It took Marc Osborn and his wife four hours to hike to the summit of Mount Huashan, a sacred peak in China's Shaanxi Province. The hard work paid off with dramatic views of the surrounding ridgelines and craggy peaks.
While the Seattle couple was determined to make it up the mountain, they also had a little motivation: They were in the company of a guide who knew the trail well, had packed lunch and had already arranged their overnight accommodations. The guide, an employee of the Washington-based tour company REI Adventures, also led the Osborns and 14 other travelers on walks along less-traveled sections of the Great Wall and biking trips through rural villages. For Osborn, 38, the logistical help made all the difference.
"It's one thing to say, 'I would like to bike in China,' " says Osborn. "It's another thing to have that arranged for you. It was really invaluable to have that amount of attention."
To be sure, tour companies represent a happy medium for travelers interested in an active vacation but hesitant to tackle the logistics. A guided trip eliminates the variables—and the headaches.
On a six-day kayaking tour of the San Juan Islands in Washington state, another REI Adventures offering, participants explore protected coves and islets while hoping to spot bald eagles or Orca whales. Outfitted with all the necessary gear, travelers have little to worry about. Guides transport luggage, find camping spots and consult wind and tide maps.
"Just getting a kayak on top of your car is not easy," says Cynthia Dunbar, manager of REI Adventures. Handling that sort of detail alone can make the trip worth the price, which ranges between $1,199 (for REI members) and $1,325 (for non-members). Unique touches add even more value. "There are a lot of cool elements that you could never replicate."
On this trip, guides prepare dinners in an outdoor Dutch oven and meals are supplemented with fresh vegetables and berries brought by a local farmer who sticks around to chat with the group.
Even with these luxuries, a days-long kayaking trip might sound too tough for some. Yet outdoors tour companies pay special attention to varying skill levels. Backroads, a Berkeley, Calif.-based tour company, advises clients on how to prepare for a trip and accommodates couples and families who have different ideas about acceptable distances. The company, which is offering more than 1,200 trips to 42 countries for 2008, has about 300 family-oriented packages. The activities include biking, hiking, kayaking, rafting and even camel treks.
"You don't have to start with our hardest trips," says Holly Woolard, a spokeswoman for Backroads. "We direct you to a trip that matches your interest and physical levels."
A six-day biking tour through the vineyards, orchards and small villages of France's Loire Valley, for example, averages 25 miles a day, but there are options to cut back or add distance. The price, which ranges between $3,398 and $4,398, includes all cycling equipment, nightly stays at elegant hotels and most meals.
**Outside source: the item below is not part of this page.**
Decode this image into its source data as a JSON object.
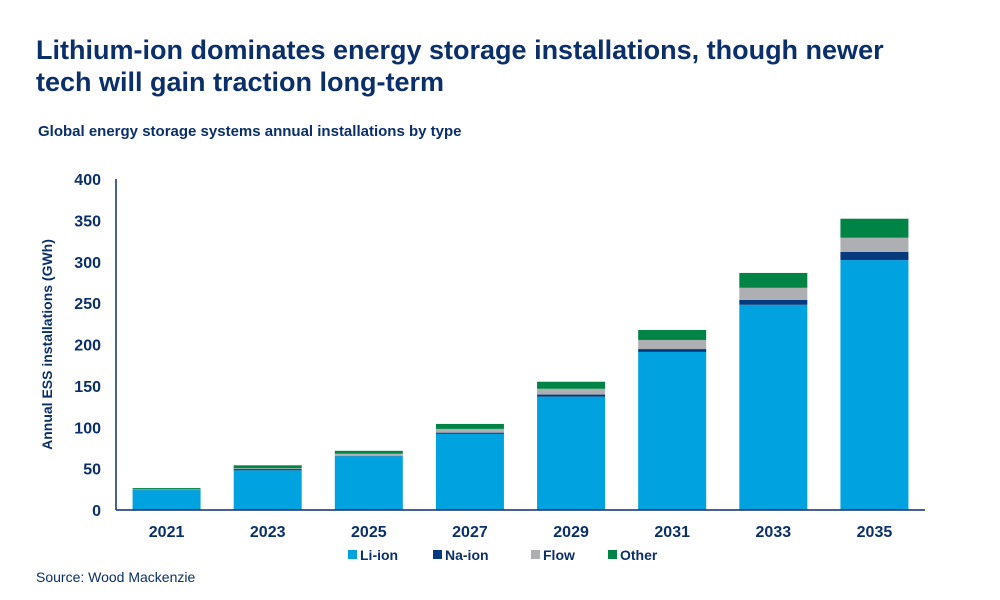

Another perk is the shuttle service that can escort children from one point to the next, leaving the parents to tackle that last hill or stretch of road.
Making it special
If the idea of having to abide by an itinerary is irksome, you can pay more to travel alone or customize the vacation.
Cari Gray, marketing director for the company, says the increased price gives travelers the "ability to control things from the very initial start." Activities are also not limited to cycling and walking.
On a recent eight-day trip to South Africa, Gray guided a group of five travelers who decided to kayak, golf, surf and go horseback riding in addition to biking and walking. Gray and four other guides were also responsible for orchestrating non-active outings like shopping and dining. The bespoke approach to outdoors vacations may seem excessive, but Gray says the precise planning is about maximizing your time.
"It really is decadent," Gray admits, "but there's a lot of people who don't want to take any risks with their vacations. They don't get a lot of time off and they want to make sure it's perfect."